ENTRANCE, Wandering Stranger (Sketchbook, 2005)

Andando di scarnificazione in scarnificazione si arriva al “grado zero” in musica, quasi non esistesse nella sua cruda durezza e nella sua diretta incisività. Elettronica minimale? Avanguardia? Improvvisazione minimalista? Niente affatto, si tratta di blues. Da qualche anno infatti, si stanno riscoprendo le radici del cosiddetto “pre-war folk”, base della musica popolare americana e bacino di ispirazione di artisti contemporanei che fanno della immediata e nuda essenza acustica il loro stendardo ideologico.

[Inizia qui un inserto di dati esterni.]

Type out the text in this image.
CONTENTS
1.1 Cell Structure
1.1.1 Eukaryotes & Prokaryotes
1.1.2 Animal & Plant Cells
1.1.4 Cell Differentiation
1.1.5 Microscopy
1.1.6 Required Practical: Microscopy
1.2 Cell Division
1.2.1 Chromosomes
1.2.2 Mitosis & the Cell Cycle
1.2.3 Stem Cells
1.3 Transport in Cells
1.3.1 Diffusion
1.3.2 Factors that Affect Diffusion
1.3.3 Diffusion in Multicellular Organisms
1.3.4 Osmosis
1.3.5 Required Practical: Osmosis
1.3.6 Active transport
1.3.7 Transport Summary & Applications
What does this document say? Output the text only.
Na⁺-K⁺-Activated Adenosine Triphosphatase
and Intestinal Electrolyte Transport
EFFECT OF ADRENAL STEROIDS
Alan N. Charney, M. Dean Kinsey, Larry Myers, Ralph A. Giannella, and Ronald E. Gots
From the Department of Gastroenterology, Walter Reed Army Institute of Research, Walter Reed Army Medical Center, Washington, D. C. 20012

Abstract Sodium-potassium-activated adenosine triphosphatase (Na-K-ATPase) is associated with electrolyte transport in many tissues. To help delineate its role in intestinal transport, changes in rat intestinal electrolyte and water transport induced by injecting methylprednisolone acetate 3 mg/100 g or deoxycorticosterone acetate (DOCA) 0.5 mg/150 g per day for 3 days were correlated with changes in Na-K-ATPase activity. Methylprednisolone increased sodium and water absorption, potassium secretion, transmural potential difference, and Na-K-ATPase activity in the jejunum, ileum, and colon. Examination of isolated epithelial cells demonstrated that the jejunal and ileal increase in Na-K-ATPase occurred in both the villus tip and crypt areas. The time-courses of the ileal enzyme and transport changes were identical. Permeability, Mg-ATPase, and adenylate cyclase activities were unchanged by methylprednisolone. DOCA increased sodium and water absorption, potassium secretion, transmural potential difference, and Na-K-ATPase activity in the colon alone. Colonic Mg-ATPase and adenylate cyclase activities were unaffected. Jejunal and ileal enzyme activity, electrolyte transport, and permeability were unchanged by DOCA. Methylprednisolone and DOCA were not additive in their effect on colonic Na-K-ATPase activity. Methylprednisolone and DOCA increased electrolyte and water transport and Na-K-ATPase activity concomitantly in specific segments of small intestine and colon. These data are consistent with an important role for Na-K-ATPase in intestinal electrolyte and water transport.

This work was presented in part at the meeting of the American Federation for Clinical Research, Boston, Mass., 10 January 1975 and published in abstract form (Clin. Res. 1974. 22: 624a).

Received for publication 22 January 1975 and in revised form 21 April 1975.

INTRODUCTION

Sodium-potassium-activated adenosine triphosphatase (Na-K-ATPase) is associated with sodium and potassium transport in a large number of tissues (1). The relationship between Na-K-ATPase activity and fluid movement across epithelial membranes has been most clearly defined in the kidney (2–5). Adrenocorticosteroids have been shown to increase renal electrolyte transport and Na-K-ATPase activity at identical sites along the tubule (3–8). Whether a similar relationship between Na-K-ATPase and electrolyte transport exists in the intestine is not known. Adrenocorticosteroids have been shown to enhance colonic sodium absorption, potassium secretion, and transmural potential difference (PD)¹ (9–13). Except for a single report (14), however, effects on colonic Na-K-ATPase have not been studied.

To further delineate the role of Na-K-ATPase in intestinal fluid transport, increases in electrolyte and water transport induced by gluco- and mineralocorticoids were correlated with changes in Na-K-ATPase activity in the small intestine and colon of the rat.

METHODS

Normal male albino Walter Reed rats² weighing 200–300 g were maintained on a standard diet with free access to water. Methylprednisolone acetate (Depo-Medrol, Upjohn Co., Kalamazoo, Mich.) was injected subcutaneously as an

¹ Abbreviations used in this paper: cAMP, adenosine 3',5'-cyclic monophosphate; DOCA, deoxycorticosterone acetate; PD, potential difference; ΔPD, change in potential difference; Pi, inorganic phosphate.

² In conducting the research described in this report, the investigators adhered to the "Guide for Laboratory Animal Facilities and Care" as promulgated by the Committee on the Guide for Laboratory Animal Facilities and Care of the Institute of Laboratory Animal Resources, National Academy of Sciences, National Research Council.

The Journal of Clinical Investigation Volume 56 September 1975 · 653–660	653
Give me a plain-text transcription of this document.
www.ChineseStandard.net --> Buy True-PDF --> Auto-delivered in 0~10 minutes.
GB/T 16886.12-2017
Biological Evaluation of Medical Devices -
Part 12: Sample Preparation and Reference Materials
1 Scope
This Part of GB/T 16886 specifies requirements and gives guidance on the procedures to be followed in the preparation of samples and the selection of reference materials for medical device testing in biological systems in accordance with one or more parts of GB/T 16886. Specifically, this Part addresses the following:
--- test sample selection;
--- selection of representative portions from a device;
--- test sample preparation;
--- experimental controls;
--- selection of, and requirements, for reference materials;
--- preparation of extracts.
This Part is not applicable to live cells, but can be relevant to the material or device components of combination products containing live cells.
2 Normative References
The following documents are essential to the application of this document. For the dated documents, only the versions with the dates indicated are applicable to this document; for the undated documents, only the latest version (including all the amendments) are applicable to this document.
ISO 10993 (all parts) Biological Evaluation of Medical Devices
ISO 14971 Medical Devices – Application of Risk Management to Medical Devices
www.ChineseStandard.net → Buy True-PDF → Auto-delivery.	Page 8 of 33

Animal Collective, CocoRosie, Skygreen Leopards, Joanna Newsom, Devendra Banhart: autori diversi ma uniti da questa attitudine folky e vagamente psichedelica che forse non arriva a creare una vera e propria scena. Ma almeno aiuta ad identificare nuovi lavori che colpiscono questo immaginario con canzoni acide, una psichedelia ossessiva e una radicata tradizione che di “avant” non ha assolutamente niente. È in questa terra di confine che si muove Entrance, monicker dietro il quale si nasconde Guy Blakeslee, il quale si propone come punto di contatto tra Robert Johnson, Devendra Banhart e Syd Barrett. Le canzoni di “Wandering Stranger” infatti, propongono un blues acidulo e ridotto all’osso, con chitarre metalliche, slide stridule, violini acuti, cantato da una voce si interessata alla melodia nonostante le evidenti carenze tecniche (qualche stonatura di troppo che ci sentiamo di perdonare) e pregna di riferimenti al Delta come alle psichedeliche campagne inglese che hanno dato i natali al Cappellaio Matto dei Pink Floyd.

Nove brani al limite del fastidio: totalmente anti-armonici e senza nessun alone trendy, distante anni luce dalla canonicità ma non per questo così inusuale. Fascinoso e musicalmente coinvolgente nella sua indole anti-ruffiana, “Wandering Stranger” riesce a ritagliarsi un posto d’onore in quel mondo musicale cui abbiamo accennato in precedenza, e nonostante possa per certi versi sembrare una elaborata “rock’n’roll swindle” – ma qui si rischia di entrare in ambiti sociologici che lascio a qualche altro esegeta, visto che non mi sembra questo il posto per discuterne – ci prendiamo il beneficio del dubbio e la libertà di considerare Entrance come il semplice artefice di uno dei dischi blues più anacronisticamente affascinanti degli ultimi anni.